Thursday, February 02, 2012

Atomikos distributed transactions scalability

At this moment I'm working on the project where we using distributed transactions. The number of XA Resources in our case is not big at all, but for me is very interesting to know how Atomikos can scale when the number of XA Resources is large. That is why you are reading this blog post. I've desided to push this pet project on GitHub for you to be able to test/play/join the effort, etc. - https://github.com/daoway/AtomikosDistributedScalability

What do I have... I have Atomikos 3.7.1, Spring 3.1 (if you are still using 3.0 consider migration to 3.1 - it's better) and Hibernate. In this particular case I've decided to use embedded in memory H2 database to eliminate possible network overhead and to simplify setup of underlying farm of XA Resources. It's possible because H2 has XA compatible data source implementation. BTW, it can be used also for unit/integration testing instead of Oracle XA Datasource to test transactional behavior for example.

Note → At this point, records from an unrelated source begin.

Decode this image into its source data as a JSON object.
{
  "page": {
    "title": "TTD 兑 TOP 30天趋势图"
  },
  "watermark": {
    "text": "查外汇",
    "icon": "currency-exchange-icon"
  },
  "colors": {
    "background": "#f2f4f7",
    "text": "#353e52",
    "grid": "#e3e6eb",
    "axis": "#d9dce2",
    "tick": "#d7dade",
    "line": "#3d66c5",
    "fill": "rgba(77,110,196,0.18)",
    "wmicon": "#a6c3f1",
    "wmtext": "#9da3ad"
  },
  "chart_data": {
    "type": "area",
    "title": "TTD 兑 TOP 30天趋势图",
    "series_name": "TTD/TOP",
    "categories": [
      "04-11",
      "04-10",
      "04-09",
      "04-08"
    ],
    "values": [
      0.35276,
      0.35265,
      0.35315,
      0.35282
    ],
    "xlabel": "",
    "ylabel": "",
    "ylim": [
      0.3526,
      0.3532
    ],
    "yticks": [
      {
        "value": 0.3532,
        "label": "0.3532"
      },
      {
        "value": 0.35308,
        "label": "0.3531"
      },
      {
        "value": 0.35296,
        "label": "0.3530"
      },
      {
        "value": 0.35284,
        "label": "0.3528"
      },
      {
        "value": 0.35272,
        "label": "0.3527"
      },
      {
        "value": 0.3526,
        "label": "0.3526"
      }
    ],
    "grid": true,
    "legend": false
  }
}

So, I'm playing with H2 XA Army. I have a lot of in-memory H2 database instances, one simple domain object and Hibernate. I want to persist this object across all nodes in XA transaction and calculate time for this effort. Then increase the number of XA resources for some Delta and repeat this procedure until I'll get OutOfMemoryException. Just kidding :) All this stuff is in-memory and RAM amount is limited, for sure, the maximum of XA resource I've played with was 2000.

Here is the result of my experiment (click on link to see Adobe Flex chart with test results) :


As you can see, replication time grows linear, together with number of XA resources participating in "distributed" transaction. If so, we can conclude that Atomikos has linear scalability.

Thanks for reading. Any comments/suggestions are welcomed.